È stata Lucia di Lammermoor per almeno cento giorni. Ha accompagnato questa giovane dama scozzese che impazzisce d’amore («in verità per i soprusi che subisce da tutti gli uomini della sua famiglia») sui palchi di tutto il mondo, dalla Scala di Milano all’Opera di Lima, New York, Australia, Germania.

«Lucia è una compagna di vita, libera, indipendente, coraggiosa che per non piegarsi alle ragioni del potere maschile si rifugia nella follia», spiega il soprano Jessica Pratt, quarantenne anglo-australiana regina del belcanto che da oggi è protagonista, sul palinsesto online del Teatro dell’Opera, del capolavoro di Donizetti, con la regia, l’ultima, del Maestro Luca Ronconi.

Bionda, occhi azzurri, talentuosa e spiritosa, ha una vita e un carattere, che sembrano essere frutto della creatività di uno dei suoi compositori di riferimento, Rossini, Bellini, o Donizetti che ha cantato in più di 40 produzioni.

E' sbarcata a Roma giovanissima e per mantenersi agli studi ha dormito sul divano delle amiche (quando andava bene) o in una roulotte (ma arrivarono i ladri e dovette scappare). Pur di ascoltare le voci delle sue eroine, non potendosi permettere il biglietto, passeggiava nei foyer dei teatri, con un bicchiere in mano, mascherata da “spettatrice con champagne”.

E, star internazionale di 120 allestimenti, in 70 città di 16 diversi Paesi, dopo aver “barrato” due proposte di matrimonio per non rinunciare alla sua passione per la lirica, ha poi trovato l’amore su una chat. E oggi in quarantena nella campagna di Firenze con il marito italiano, dopo quasi due anni di matrimonio, scopre all’improvviso che cosa vuol dire essere sposati. «Non avevamo mai trascorso così tanto tempo insieme. Poteva accaderci di tutto. Abituati a incontrarci per un settimana, ogni due, tre mesi o qui a casa, o in giro per il mondo, ho cominciato questa convivenza con il cuore in gola. E invece stiamo crescendo. Ho persino imparato a cucinare. E non sto impazzendo come Lucia».

Che cosa ha di diverso la Lucia di Ronconi?
«Solitamente gli allestimenti di quest’opera sono scuri, bui, avvolti nella nebbia coma era la Scozia nell’immaginario ottocentesco. Ronconi, invece, mise questa donna sotto una luce bianca, sterile, quasi da casa di cura. Privandole la possibilità di nascondersi. Utilizzò particolari angolazioni per la scena in modo di tenerla sempre sotto osservazione. A nudo, senza scampo».

Perché è così legata a questa eroina che uccide il marito durante la prima notte di nozze?
«Lei ha una sua testa, non si sottomette.
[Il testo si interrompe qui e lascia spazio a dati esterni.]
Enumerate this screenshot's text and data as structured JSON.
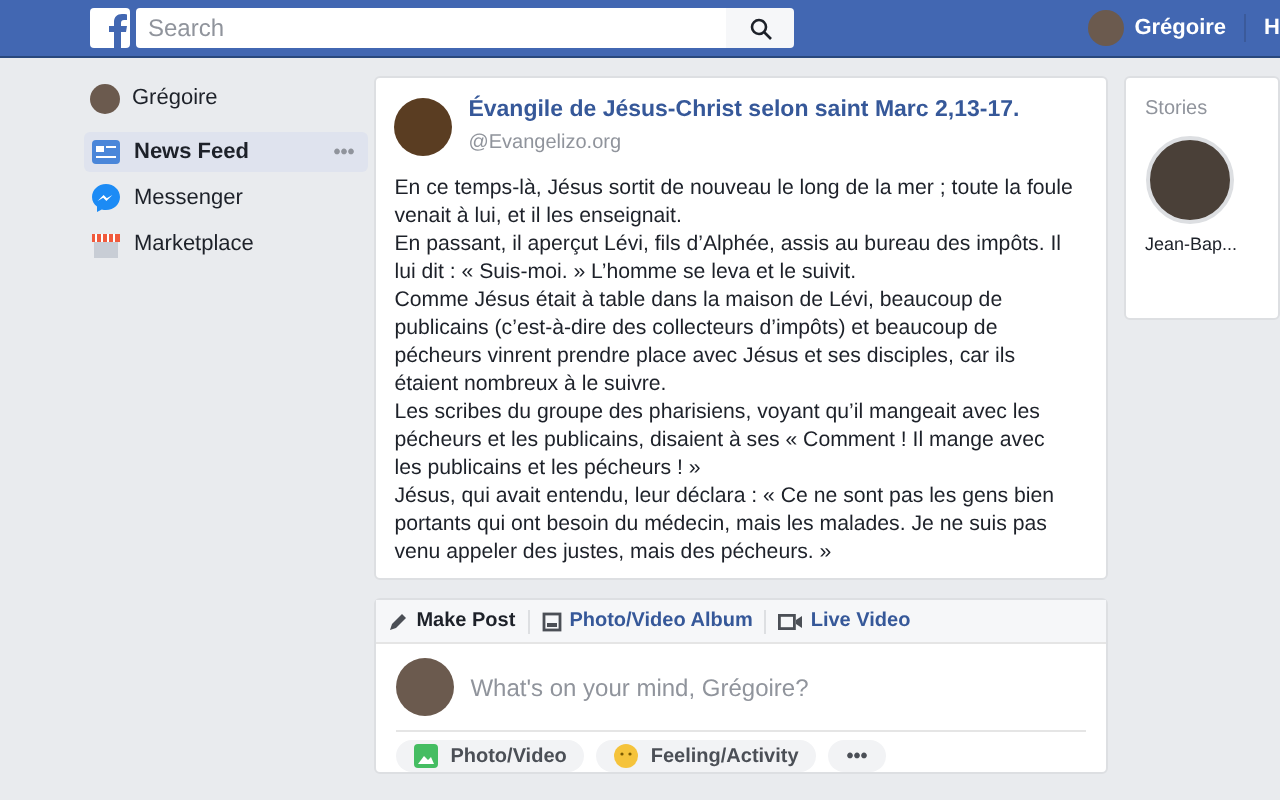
{
  "top_bar": {
    "search": {
      "placeholder": "Search"
    },
    "user": "Grégoire",
    "cut_item": "H"
  },
  "sidebar": {
    "profile": "Grégoire",
    "items": [
      {
        "label": "News Feed",
        "kind": "feed",
        "selected": true
      },
      {
        "label": "Messenger",
        "kind": "messenger",
        "selected": false
      },
      {
        "label": "Marketplace",
        "kind": "shop",
        "selected": false
      }
    ],
    "more": "•••"
  },
  "post": {
    "title": "Évangile de Jésus-Christ selon saint Marc 2,13-17.",
    "source": "@Evangelizo.org",
    "paragraphs": [
      "En ce temps-là, Jésus sortit de nouveau le long de la mer ; toute la foule venait à lui, et il les enseignait.",
      "En passant, il aperçut Lévi, fils d’Alphée, assis au bureau des impôts. Il lui dit : « Suis-moi. » L’homme se leva et le suivit.",
      "Comme Jésus était à table dans la maison de Lévi, beaucoup de publicains (c’est-à-dire des collecteurs d’impôts) et beaucoup de pécheurs vinrent prendre place avec Jésus et ses disciples, car ils étaient nombreux à le suivre.",
      "Les scribes du groupe des pharisiens, voyant qu’il mangeait avec les pécheurs et les publicains, disaient à ses « Comment ! Il mange avec les publicains et les pécheurs ! »",
      "Jésus, qui avait entendu, leur déclara : « Ce ne sont pas les gens bien portants qui ont besoin du médecin, mais les malades. Je ne suis pas venu appeler des justes, mais des pécheurs. »"
    ]
  },
  "composer": {
    "tabs": [
      {
        "label": "Make Post",
        "kind": "pencil",
        "selected": true
      },
      {
        "label": "Photo/Video Album",
        "kind": "album",
        "selected": false
      },
      {
        "label": "Live Video",
        "kind": "video",
        "selected": false
      }
    ],
    "placeholder": "What's on your mind, Grégoire?",
    "actions": [
      {
        "label": "Photo/Video",
        "kind": "photo"
      },
      {
        "label": "Feeling/Activity",
        "kind": "smile"
      },
      {
        "label": "•••",
        "kind": "more"
      }
    ]
  },
  "stories": {
    "title": "Stories",
    "items": [
      {
        "name": "Jean-Bap..."
      }
    ]
  }
}
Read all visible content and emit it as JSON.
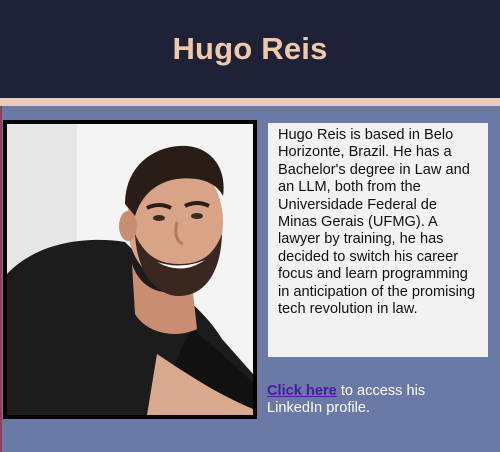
{
  "header": {
    "title": "Hugo Reis"
  },
  "profile": {
    "photo_icon": "profile-photo",
    "bio": "Hugo Reis is based in Belo Horizonte, Brazil. He has a Bachelor's degree in Law and an LLM, both from the Universidade Federal de Minas Gerais (UFMG). A lawyer by training, he has decided to switch his career focus and learn programming in anticipation of the promising tech revolution in law."
  },
  "link": {
    "label": "Click here",
    "suffix": " to access his LinkedIn profile."
  },
  "colors": {
    "header_bg": "#1f2236",
    "title": "#f0c9ad",
    "accent_bar": "#e9cdb9",
    "page_bg": "#6a79a6",
    "bio_bg": "#f2f2f2",
    "link": "#4a1aa0"
  }
}
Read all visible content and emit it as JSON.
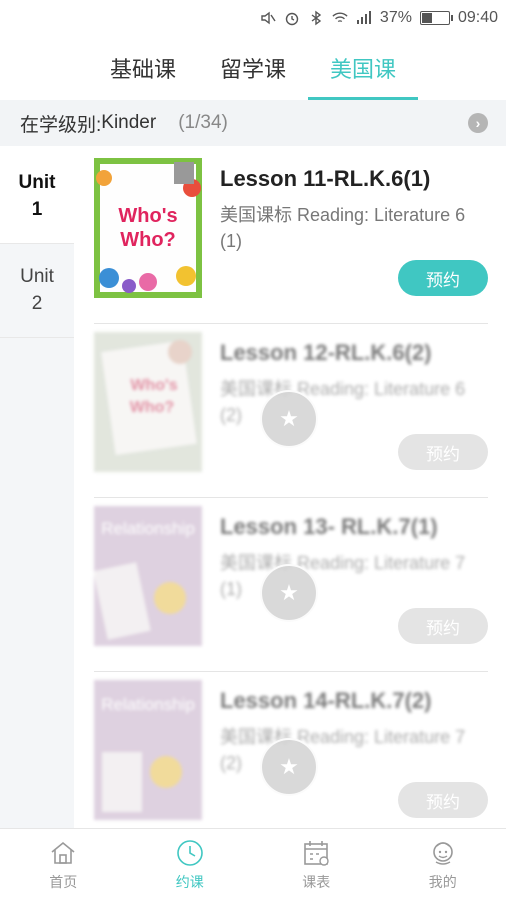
{
  "status_bar": {
    "battery": "37%",
    "time": "09:40",
    "battery_fill": 0.37
  },
  "tabs": [
    {
      "label": "基础课",
      "active": false
    },
    {
      "label": "留学课",
      "active": false
    },
    {
      "label": "美国课",
      "active": true
    }
  ],
  "level": {
    "label": "在学级别:",
    "value": "Kinder",
    "count": "(1/34)"
  },
  "units": [
    {
      "line1": "Unit",
      "line2": "1",
      "active": true
    },
    {
      "line1": "Unit",
      "line2": "2",
      "active": false
    }
  ],
  "lessons": [
    {
      "title": "Lesson 11-RL.K.6(1)",
      "desc": "美国课标 Reading: Literature 6 (1)",
      "button": "预约",
      "locked": false,
      "thumb_text_1": "Who's",
      "thumb_text_2": "Who?"
    },
    {
      "title": "Lesson 12-RL.K.6(2)",
      "desc": "美国课标 Reading: Literature 6 (2)",
      "button": "预约",
      "locked": true,
      "thumb_text_1": "Who's",
      "thumb_text_2": "Who?"
    },
    {
      "title": "Lesson 13- RL.K.7(1)",
      "desc": "美国课标 Reading: Literature 7 (1)",
      "button": "预约",
      "locked": true,
      "thumb_text_1": "Relationship"
    },
    {
      "title": "Lesson 14-RL.K.7(2)",
      "desc": "美国课标 Reading: Literature 7 (2)",
      "button": "预约",
      "locked": true,
      "thumb_text_1": "Relationship"
    }
  ],
  "bottom_nav": [
    {
      "label": "首页",
      "icon": "home-icon",
      "active": false
    },
    {
      "label": "约课",
      "icon": "clock-icon",
      "active": true
    },
    {
      "label": "课表",
      "icon": "calendar-icon",
      "active": false
    },
    {
      "label": "我的",
      "icon": "profile-icon",
      "active": false
    }
  ],
  "colors": {
    "accent": "#40c7c2",
    "disabled": "#e4e4e4"
  }
}
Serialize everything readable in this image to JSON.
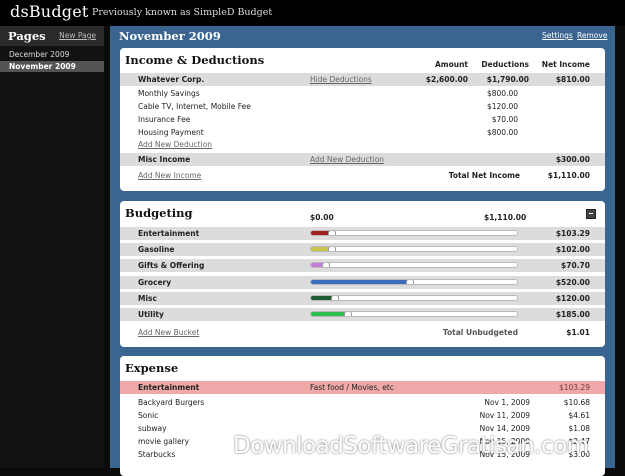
{
  "app": {
    "name": "dsBudget",
    "tagline": "Previously known as SimpleD Budget"
  },
  "sidebar": {
    "title": "Pages",
    "new_page": "New Page",
    "items": [
      {
        "label": "December 2009",
        "active": false
      },
      {
        "label": "November 2009",
        "active": true
      }
    ]
  },
  "main": {
    "title": "November 2009",
    "settings": "Settings",
    "remove": "Remove"
  },
  "income": {
    "title": "Income & Deductions",
    "columns": {
      "amount": "Amount",
      "deductions": "Deductions",
      "net_income": "Net Income"
    },
    "source1": {
      "name": "Whatever Corp.",
      "hide": "Hide Deductions",
      "amount": "$2,600.00",
      "deductions": "$1,790.00",
      "net": "$810.00"
    },
    "deductions": [
      {
        "name": "Monthly Savings",
        "value": "$800.00"
      },
      {
        "name": "Cable TV, Internet, Mobile Fee",
        "value": "$120.00"
      },
      {
        "name": "Insurance Fee",
        "value": "$70.00"
      },
      {
        "name": "Housing Payment",
        "value": "$800.00"
      }
    ],
    "add_deduction": "Add New Deduction",
    "source2": {
      "name": "Misc Income",
      "add_deduction": "Add New Deduction",
      "net": "$300.00"
    },
    "add_income": "Add New Income",
    "total_label": "Total Net Income",
    "total_value": "$1,110.00"
  },
  "budgeting": {
    "title": "Budgeting",
    "scale_min": "$0.00",
    "scale_max": "$1,110.00",
    "buckets": [
      {
        "name": "Entertainment",
        "value": "$103.29",
        "color": "#a01e1e",
        "fraction": 0.093
      },
      {
        "name": "Gasoline",
        "value": "$102.00",
        "color": "#c9c24a",
        "fraction": 0.092
      },
      {
        "name": "Gifts & Offering",
        "value": "$70.70",
        "color": "#c57cd6",
        "fraction": 0.064
      },
      {
        "name": "Grocery",
        "value": "$520.00",
        "color": "#3d6bbb",
        "fraction": 0.468
      },
      {
        "name": "Misc",
        "value": "$120.00",
        "color": "#1f5a33",
        "fraction": 0.108
      },
      {
        "name": "Utility",
        "value": "$185.00",
        "color": "#2fbf4f",
        "fraction": 0.167
      }
    ],
    "add_bucket": "Add New Bucket",
    "unbudgeted_label": "Total Unbudgeted",
    "unbudgeted_value": "$1.01"
  },
  "expense": {
    "title": "Expense",
    "category": {
      "name": "Entertainment",
      "note": "Fast food / Movies, etc",
      "value": "$103.29"
    },
    "items": [
      {
        "name": "Backyard Burgers",
        "date": "Nov 1, 2009",
        "amount": "$10.68"
      },
      {
        "name": "Sonic",
        "date": "Nov 11, 2009",
        "amount": "$4.61"
      },
      {
        "name": "subway",
        "date": "Nov 14, 2009",
        "amount": "$1.08"
      },
      {
        "name": "movie gallery",
        "date": "Nov 15, 2009",
        "amount": "$2.47"
      },
      {
        "name": "Starbucks",
        "date": "Nov 15, 2009",
        "amount": "$3.00"
      }
    ]
  },
  "watermark": "DownloadSoftwareGratisan.com"
}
La famiglia organizza questo matrimonio e lei impazzisce di dolore. Nell’Ottocento quando cominciano i primi tentativi di emancipazione femminile, gli scrittori, i musicisti, i librettisti, sono costretti ad affrontare il tema. In molte opere risolvevano tutto con l’arrivo di un uomo “salvatore”. Lucia invece non si salva. Donizetti ha saputo raccontare bene la follia anche perché soffriva di depressione».

Quali sono le eroine che hanno toccato la sua anima?
«Mia madre che ha sofferto tantissimo. In scena porto il suo dolore. Vita privata a parte, ogni donna della lirica ha vicende legate a un contesto storico e sociale. Mi piace molto la contessa delle Nozze di Figaro. Una donna sposata, ma non madre. E quindi per la società di allora, fragilissima. Lei combatte per non perdere il suo posto al mondo. Non piagnucola per il marito, ma si dispera perché il destino delle donne che non partoriscono è il convento. E così Gilda, la figlia di Rigoletto. Lei vuole un nome, un posto. Non sa chi sono i suoi genitori, non sa chi è il suo amato, è ossessionata... si dimena per avere una sua collocazione».

Qual è in questi giorni la sua collocazione?
«Sono in campagna. Abbiamo 700 ulivi da potare. Faccio la contadina a tempo pieno. Mi tengo in forma in attesa che riprenda il lavoro. Ma al momento ricevo soltanto telefonate di disdetta. I teatri saranno gli ultimi a ripartire».

Ha ascoltato i canti dal balcone?
«Ho seguito tutto online. Gli italiani sono straordinari, sanno commuoversi e volersi bene. Ed è incredibile quanto cantare insieme, anche a distanza, ti faccia sentire parte di un gruppo. Quando siamo sul palcoscenico, e cantiamo per il pubblico, sentiamo le persone che seguono la musica respirando con noi. Un’emozione che mi manca».

E lei che cosa canta dal balcone o dalla campagna?
«Non ce la faccio. Appena ci provo scoppio a piangere e mi si spezza la voce. Per me cantare è emozione. Ma se ora provo a tirare fuori l’emozione, vengono fuori soltanto lacrime».